Extrait: «Jusqu'alors, il demeurait encore possible de penser que le hip-hop n'était qu'une mode qui passerait. KRS-One et Rakim, malgré leur poids philosophique imposant, n'ont jamais véritablment percé hors de la communauté hip-hop elle-même. Et malgré leur importance dans l'histoire de la musique populaire, Run-DMC ne représentait aucune menace réelle pour la société américaine, en épousant, sur leur premier grand succès commercial, le rock d'Aerosmith (Walk This way, pièce à laquelle collaborent les deux groupes en 1986). Mais avec Public Ennemy sur la côte est, et N.W.A sur la côte ouest, il devenait manifeste que tout avait changé. Une confrontation sociale devenait inévitable, et le vent du changement soufflait. N.W.A avait décidé de suivre les règles de l'état de nature, comme le commandait la logique des gangs de Los Angeles - j'y reviendrai. Pour Public Ennemy, le but était assez différent: il s'agissait d'investir la sphère politique et de changer les règles de la société établie.»

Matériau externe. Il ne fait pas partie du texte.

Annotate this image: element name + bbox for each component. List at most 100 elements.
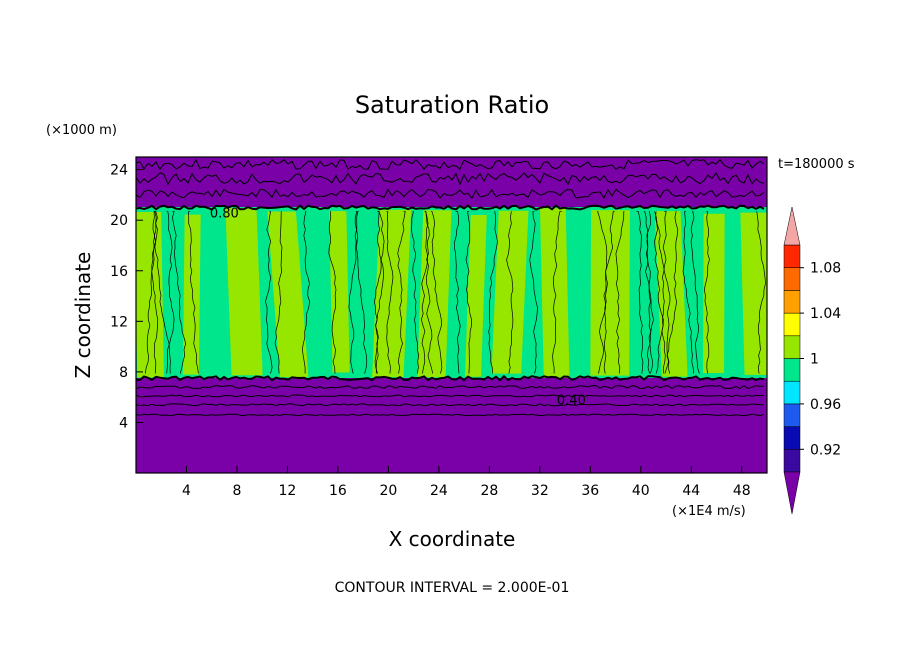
contour-line <box>375 211 385 374</box>
colorbar-swatch <box>783 267 801 291</box>
contour-line <box>136 384 765 390</box>
y-axis-ticks: 4 8 12 16 20 24 <box>110 163 143 431</box>
contour-lines <box>136 158 766 417</box>
colorbar-swatch <box>783 244 801 268</box>
layer-lower-dry <box>136 412 767 473</box>
colorbar-swatch <box>783 312 801 337</box>
contour-line <box>328 211 337 374</box>
x-units-label: (×1E4 m/s) <box>672 504 746 519</box>
contour-line <box>529 211 538 374</box>
contour-line <box>386 211 394 374</box>
y-tick-label: 8 <box>119 365 128 381</box>
contour-line <box>348 211 359 374</box>
x-tick-label: 44 <box>682 483 700 499</box>
x-axis-ticks: 4 8 12 16 20 24 28 32 36 40 44 48 <box>182 466 751 499</box>
chart-title: Saturation Ratio <box>355 91 549 119</box>
contour-field <box>136 157 767 473</box>
contour-line <box>465 211 472 374</box>
colorbar-tick-label: 0.92 <box>810 442 841 458</box>
contour-line <box>136 374 765 382</box>
x-tick-label: 16 <box>329 483 347 499</box>
contour-label: 0.80 <box>210 207 239 222</box>
contour-line <box>136 413 765 417</box>
contour-line <box>166 211 175 374</box>
contour-line <box>411 211 420 374</box>
y-tick-label: 16 <box>110 264 128 280</box>
contour-line <box>136 394 765 398</box>
colorbar-tick-label: 0.96 <box>810 397 841 413</box>
x-tick-label: 4 <box>182 483 191 499</box>
x-axis-label: X coordinate <box>389 527 516 551</box>
y-tick-label: 20 <box>110 213 128 229</box>
stripe-region <box>329 211 350 373</box>
colorbar-swatch <box>783 290 801 314</box>
stripe-region <box>225 208 263 376</box>
colorbar-tick-label: 1.04 <box>810 306 841 322</box>
stripe-region <box>136 212 164 378</box>
contour-line <box>136 158 765 171</box>
contour-line <box>188 211 199 374</box>
contour-line <box>454 211 461 374</box>
contour-line <box>756 211 766 374</box>
stripe-region <box>464 214 487 377</box>
contour-line <box>654 211 664 374</box>
contour-label: 0.40 <box>557 394 586 409</box>
contour-line <box>144 211 157 374</box>
contour-line <box>420 211 429 374</box>
contour-line <box>682 211 695 374</box>
colorbar-swatch <box>783 358 801 382</box>
y-axis-label: Z coordinate <box>71 252 95 379</box>
plot-frame <box>135 156 768 474</box>
contour-line <box>661 211 667 374</box>
contour-line <box>645 211 654 374</box>
contour-interval-footer: CONTOUR INTERVAL = 2.000E-01 <box>335 580 570 596</box>
colorbar-swatch <box>783 403 801 427</box>
contour-line <box>151 211 159 374</box>
x-tick-label: 28 <box>480 483 498 499</box>
x-tick-label: 12 <box>279 483 297 499</box>
stripe-region <box>491 210 529 374</box>
stripe-region <box>740 212 767 375</box>
colorbar: 0.92 0.96 1 1.04 1.08 <box>783 206 841 515</box>
contour-line <box>397 211 406 374</box>
x-tick-label: 20 <box>379 483 397 499</box>
contour-line <box>654 211 671 374</box>
y-tick-label: 12 <box>110 314 128 330</box>
colorbar-over-arrow <box>783 206 801 246</box>
colorbar-swatch <box>783 335 801 359</box>
x-tick-label: 32 <box>531 483 549 499</box>
contour-line <box>506 211 514 374</box>
time-label: t=180000 s <box>778 157 855 172</box>
stripe-region <box>372 209 412 378</box>
contour-line <box>136 403 765 407</box>
contour-line <box>265 211 273 374</box>
contour-line <box>636 211 644 374</box>
contour-line <box>488 211 498 374</box>
contour-line <box>690 211 700 374</box>
contour-line <box>354 211 368 374</box>
colorbar-swatch <box>783 449 801 473</box>
contour-line <box>136 172 765 186</box>
stripe-region <box>590 210 630 376</box>
contour-labels: 0.40 0.80 <box>210 207 586 409</box>
contour-line <box>430 211 443 374</box>
contour-line <box>172 211 187 374</box>
contour-line <box>615 211 625 374</box>
colorbar-swatch <box>783 380 801 405</box>
contour-line <box>274 211 283 374</box>
x-tick-label: 36 <box>581 483 599 499</box>
stripe-region <box>267 211 309 378</box>
stripe-region <box>417 210 452 378</box>
saturated-stripes <box>136 208 767 378</box>
layer-upper-dry <box>136 157 767 209</box>
x-tick-label: 48 <box>733 483 751 499</box>
colorbar-tick-label: 1 <box>810 352 819 368</box>
contour-line <box>136 188 765 200</box>
colorbar-under-arrow <box>783 471 801 515</box>
contour-line <box>424 211 434 374</box>
colorbar-tick-label: 1.08 <box>810 261 841 277</box>
contour-line <box>301 211 311 374</box>
y-tick-label: 24 <box>110 163 128 179</box>
contour-line <box>597 211 608 374</box>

Manam de Rima Elkouri paru en 2019 aux éditions Boréal. Enfant, La Téta de Léa a vu ce qu'un enfant ne devrait pas voir. 1915, est la date du Ermeni Soykırımı le génocide arménien au cours duquel les deux tiers du peuple vivant sur le territoire actuel de la Turquie sont massacrés et déportés. Cette grand-mère, qui a survécu et immigré au Québec en 1957, vient de décéder à Montréal, elle laisse une marque indélébile dans la vie de sa petite fille. Celle-ci décide de retourner sur les pas de ses ancêtres, de ce peuple surnommé atrocement par les turcs, «les restes de l'épée». Accompagnée par Sam, son guide, un cinéaste kurde qu'une amie a rencontré a Istanbul. Institutrice, Léa, après avoir passée une dernière journée avec ses élèves, s'élance vers la ville natale de sa famille, Yalla ! Manam accrochée à flanc de montagne, ses minarets implorant le ciel, lui tend les bras. Voici un premier roman qui coincide étrangement avec l'actualité de ces derniers jours et la répression qui sévit contre le peuple kurde sur la frontière avec la Syrie. Manam, sous la plume vive de son autrice, journaliste reconnue à La Presse, raconte une terrible tragédie qui vous fera suivre de sinistres caravansérails et partager l'exil de force de familles décimées. Pourtant, même si la mort guette à tout instant la mémoire, la vie se passe, avec ses couleurs, ses odeurs de Klichas, et la tendresse du souvenir de Léa pour sa Téta. Rima Elkouri est invitée à Mission encre noire.
Extrait: «Le refuge d'hier est devenu brasier. Cent ans plus tard, l'exode se fait dans le sens inverse de celui que mes grands-parents ont connu en 1915. Des réfugiés syriens affluent vers la frontière turque. Et le printemps, le vrai, se fait toujours attendre. Depuis le début de ce conflit, je parcours les nouvelles d'Alep avec effroi. Le souk ravagé par les flammes des combats. Le minarets de la mosquée des Omeyyades qui  s'effondre. Sa cour intérieure transformée en fosse commune. Les morts qui s'empilent dans l'indifférence. Lorsque je regarde mes photos d'Alep, j'ai cette impression d'avoir immortalisé une façade fissurée juste avant qu'elle ne s'écroule. Tous mes souvenirs sont aujourd'hui éparpillés sous des cendres. dans les ruines, à côté des cadavres, ils ont l'air indécents.»